Grundsätzliches über dieses Heft

Der damalige Bundesvorsitzende der JLO, Christian Schaar, begrüßt die Leser auf Seite 2 in einem Vorwort. Daraus:

Lange haben wir darüber gesprochen, lange haben wir sie erwartet – jetzt ist sie endlich Wirklichkeit geworden – die Netzausgabe des „Fritz“!

Wie so vieles sollte auch der „Fritz“ der Zukunft ein Gemeinschaftswerk möglichst vieler Mitglieder sein, und wir alle sind zur Mitarbeit aufgerufen. Ich fordere Euch deshalb auf, eigene Berichte , Artikel, Fotos, Satiren oder Gedichte – möglichst auch auf Datenträger – unter dem Stichwort „Redaktion Fritz“ an unsere untenstehende Anschrift zu senden. Die Fritzredaktion wird eine Auswahl der Eingänge dann in den kommenden Ausgaben veröffentlichen. Im voraus vielen Dank für Eure Unterstützung !

Das heißt: die Fritz war eine Zeitschrift von Mitgliedern für Mitglieder. Wenn ein Artikel mit Namen unterzeichnet ist, dann ist dies m.E. ein starkes Indiz dafür, dass der Autor selbst auch Mitglied der JLO war. Ich halte es eher unwahrscheinlich, dass hier organisationsfremden Personen ein Forum geboten wurde. Falls doch, so würde ich erwarten, dass hierauf ausdrücklich hingewiesen wurde.
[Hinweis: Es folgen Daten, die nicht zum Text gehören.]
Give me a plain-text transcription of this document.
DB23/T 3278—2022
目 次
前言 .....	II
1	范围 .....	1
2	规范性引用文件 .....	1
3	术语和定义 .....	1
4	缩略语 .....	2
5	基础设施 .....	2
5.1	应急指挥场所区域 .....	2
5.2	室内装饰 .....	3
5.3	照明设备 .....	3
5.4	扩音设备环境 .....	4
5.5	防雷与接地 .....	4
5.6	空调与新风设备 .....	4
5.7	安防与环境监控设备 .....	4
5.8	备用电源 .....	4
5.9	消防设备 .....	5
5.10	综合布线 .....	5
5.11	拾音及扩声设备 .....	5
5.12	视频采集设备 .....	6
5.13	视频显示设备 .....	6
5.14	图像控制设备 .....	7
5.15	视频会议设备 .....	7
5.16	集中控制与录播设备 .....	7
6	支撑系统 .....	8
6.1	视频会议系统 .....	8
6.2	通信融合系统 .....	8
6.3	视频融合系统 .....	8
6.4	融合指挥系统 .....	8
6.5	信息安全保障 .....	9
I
Verschwörungstheorien über 9/11

Der zweite Artikel lässt sich kurz behandeln. Auf Seite 11 findet sich unter der Überschrift “ Der inszenierte Terrorismus – Auftakt zum Weltenbrand – Thierry Meyssan “ eine Buchbesprechung/Werbung für eine der vielen Verschwörungstheorien zu 9/11. Für den hier betrachtete Kontext der rechtsextremen „Bezüge“ von Kalbitz ist nur wichtig, dass er diesen Artikel für die damals schon rechtsextreme JLO geschrieben hat.

Der Umgang mit dem Ersten Weltkrieg

Der andere Artikel (Seite 10) befasst sich mit der Erinnerung an den Ersten Weltkrieg. Darin berichtet Kalbitz von seinem Besuch auf einem Soldatenfriedhof in Flandern. Dort fand er einen Brief einer englischen Schülergruppe und kontrastiert diesen mit der heutigen Haltung Deutschlands gegenüber dem ersten Weltkrieg. Rund ein Drittel des Textes und der inhaltliche Kern des Textes ist ein Zitat von Karl Höffkes, allerdings ohne Angabe, aus welchem Buch.
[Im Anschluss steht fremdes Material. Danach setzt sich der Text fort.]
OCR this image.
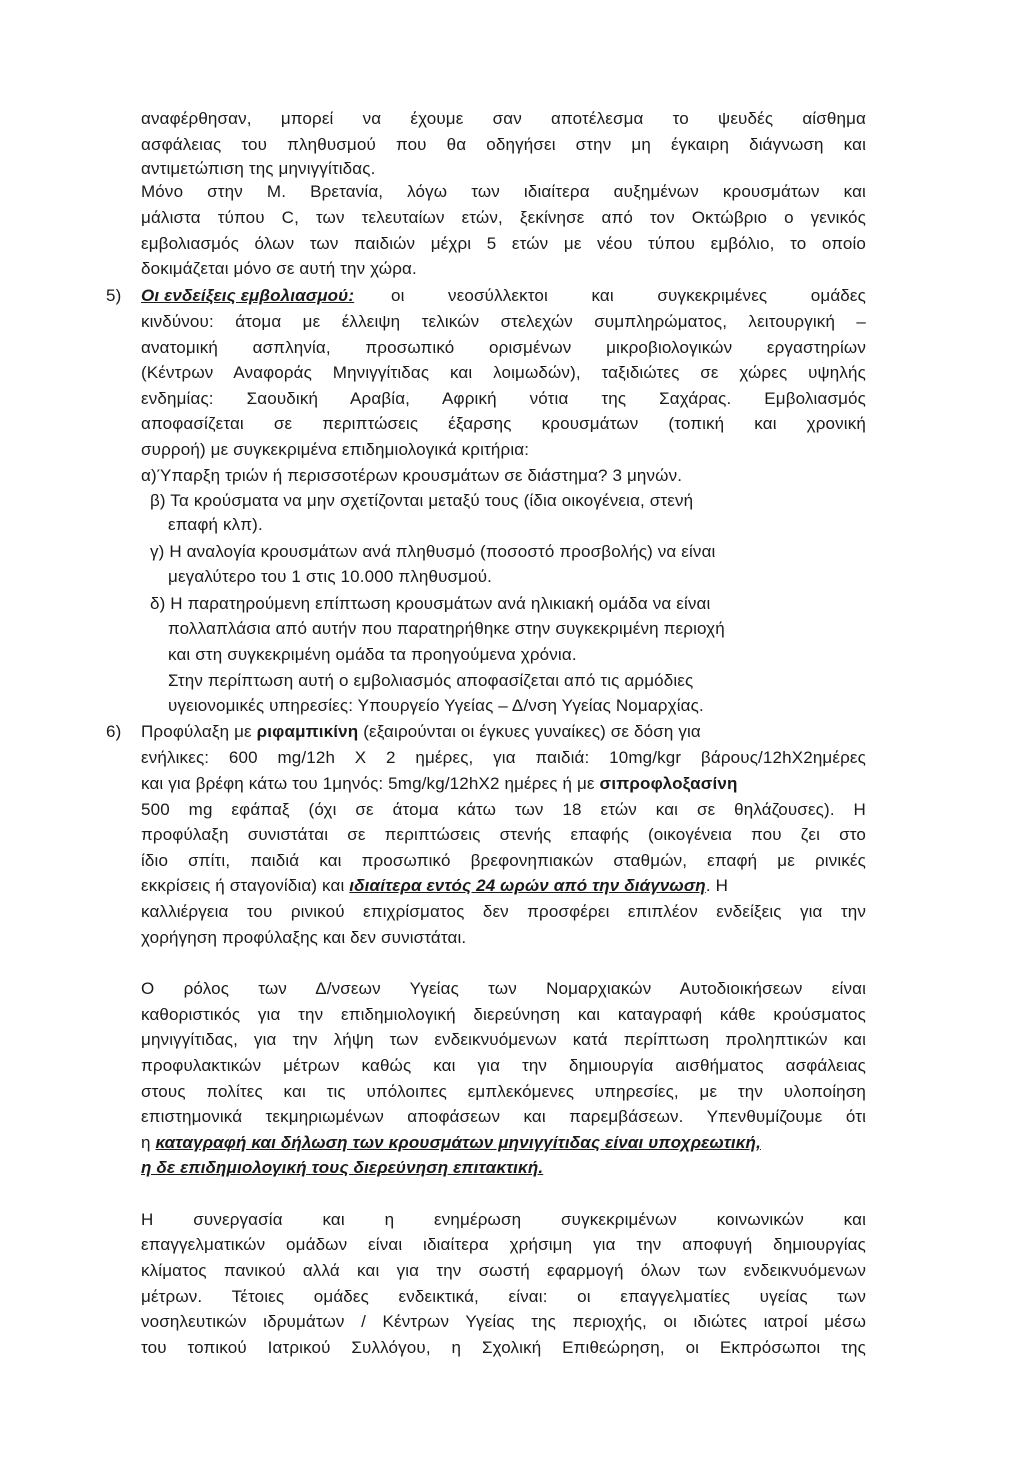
αναφέρθησαν, μπορεί να έχουμε σαν αποτέλεσμα το ψευδές αίσθημα
ασφάλειας του πληθυσμού που θα οδηγήσει στην μη έγκαιρη διάγνωση και
αντιμετώπιση της μηνιγγίτιδας.
Μόνο στην Μ. Βρετανία, λόγω των ιδιαίτερα αυξημένων κρουσμάτων και
μάλιστα τύπου C, των τελευταίων ετών, ξεκίνησε από τον Οκτώβριο ο γενικός
εμβολιασμός όλων των παιδιών μέχρι 5 ετών με νέου τύπου εμβόλιο, το οποίο
δοκιμάζεται μόνο σε αυτή την χώρα.
5) Οι ενδείξεις εμβολιασμού: οι νεοσύλλεκτοι και συγκεκριμένες ομάδες
κινδύνου: άτομα με έλλειψη τελικών στελεχών συμπληρώματος, λειτουργική –
ανατομική ασπληνία, προσωπικό ορισμένων μικροβιολογικών εργαστηρίων
(Κέντρων Αναφοράς Μηνιγγίτιδας και λοιμωδών), ταξιδιώτες σε χώρες υψηλής
ενδημίας: Σαουδική Αραβία, Αφρική νότια της Σαχάρας. Εμβολιασμός
αποφασίζεται σε περιπτώσεις έξαρσης κρουσμάτων (τοπική και χρονική
συρροή) με συγκεκριμένα επιδημιολογικά κριτήρια:
α)Ύπαρξη τριών ή περισσοτέρων κρουσμάτων σε διάστημα? 3 μηνών.
β) Τα κρούσματα να μην σχετίζονται μεταξύ τους (ίδια οικογένεια, στενή
επαφή κλπ).
γ) Η αναλογία κρουσμάτων ανά πληθυσμό (ποσοστό προσβολής) να είναι
μεγαλύτερο του 1 στις 10.000 πληθυσμού.
δ) Η παρατηρούμενη επίπτωση κρουσμάτων ανά ηλικιακή ομάδα να είναι
πολλαπλάσια από αυτήν που παρατηρήθηκε στην συγκεκριμένη περιοχή
και στη συγκεκριμένη ομάδα τα προηγούμενα χρόνια.
Στην περίπτωση αυτή ο εμβολιασμός αποφασίζεται από τις αρμόδιες
υγειονομικές υπηρεσίες: Υπουργείο Υγείας – Δ/νση Υγείας Νομαρχίας.
6) Προφύλαξη με ριφαμπικίνη (εξαιρούνται οι έγκυες γυναίκες) σε δόση για
ενήλικες: 600 mg/12h X 2 ημέρες, για παιδιά: 10mg/kgr βάρους/12hX2ημέρες
και για βρέφη κάτω του 1μηνός: 5mg/kg/12hX2 ημέρες ή με σιπροφλοξασίνη
500 mg εφάπαξ (όχι σε άτομα κάτω των 18 ετών και σε θηλάζουσες). Η
προφύλαξη συνιστάται σε περιπτώσεις στενής επαφής (οικογένεια που ζει στο
ίδιο σπίτι, παιδιά και προσωπικό βρεφονηπιακών σταθμών, επαφή με ρινικές
εκκρίσεις ή σταγονίδια) και ιδιαίτερα εντός 24 ωρών από την διάγνωση. Η
καλλιέργεια του ρινικού επιχρίσματος δεν προσφέρει επιπλέον ενδείξεις για την
χορήγηση προφύλαξης και δεν συνιστάται.
Ο ρόλος των Δ/νσεων Υγείας των Νομαρχιακών Αυτοδιοικήσεων είναι
καθοριστικός για την επιδημιολογική διερεύνηση και καταγραφή κάθε κρούσματος
μηνιγγίτιδας, για την λήψη των ενδεικνυόμενων κατά περίπτωση προληπτικών και
προφυλακτικών μέτρων καθώς και για την δημιουργία αισθήματος ασφάλειας
στους πολίτες και τις υπόλοιπες εμπλεκόμενες υπηρεσίες, με την υλοποίηση
επιστημονικά τεκμηριωμένων αποφάσεων και παρεμβάσεων. Υπενθυμίζουμε ότι
η καταγραφή και δήλωση των κρουσμάτων μηνιγγίτιδας είναι υποχρεωτική,
η δε επιδημιολογική τους διερεύνηση επιτακτική.
Η συνεργασία και η ενημέρωση συγκεκριμένων κοινωνικών και
επαγγελματικών ομάδων είναι ιδιαίτερα χρήσιμη για την αποφυγή δημιουργίας
κλίματος πανικού αλλά και για την σωστή εφαρμογή όλων των ενδεικνυόμενων
μέτρων. Τέτοιες ομάδες ενδεικτικά, είναι: οι επαγγελματίες υγείας των
νοσηλευτικών ιδρυμάτων / Κέντρων Υγείας της περιοχής, οι ιδιώτες ιατροί μέσω
του τοπικού Ιατρικού Συλλόγου, η Σχολική Επιθεώρηση, οι Εκπρόσωποι της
Höffkes wendet sich gegen die heute übliche Auffassung, Deutschland habe die deutsche Jugend dort im Krieg „verheizt“.

Die Einleitung des Zitats mit

„Karl Höffkes beschrieb diesen Opfergang der deutschen Jugend eindringlich:“

ohne eine weitere Erläuterung, wer Höffkes ist, setzt die Kenntnis des Autors voraus. Wer also ist Karl Höffkes? Ein guter Einstieg in die eigene Recherche ist die Wikipedia. Man findet bekannte Namen: die rechtsextreme „Gesellschaft für freie Publizistik“, drei rechtsextreme Verlage, Zusammenarbeit mit Werner Georg Haverbeck, David Irving. Die Kenntnis Höffkes kann man sicherlich nur im rechtsextremen Milieu voraussetzen. Mir war der Name bis Dato kein Begriff. ,

Im Zitat lautet der letzte Teil so:

„Am Bodensatz der Verlogenheit sind wir dann bei “Freiheitskämpfern“ und „Verheizten“ angelangt (…) Als sie in Langemarck
aus der Deckung heraustraten und sich nach vorne warfen, taten sie
dies nicht gegen die Engländer auf der anderen Seite und nicht in
Geringschätzung ihres eigenen Lebens. Sie starben, weil sie so leben wollten: Ohne die Deckung, ohne den Zwang. Sie wollten sich nicht in den Gräben ducken, sie wollten aufrecht gehen und ihre Lieder von der Freiheit singen. (…) Ein kleines Sterben nur, angesichts des
tödlichen Infernos… Aber doch ein großes in seiner Moral. Auch ein
Aufruf an alle Zeiten danach? Duckt euch nicht! Der Weg zur Freiheit führt aufrecht!“ (Kürzungen des Zitats schon im Artikel von Kalbitz)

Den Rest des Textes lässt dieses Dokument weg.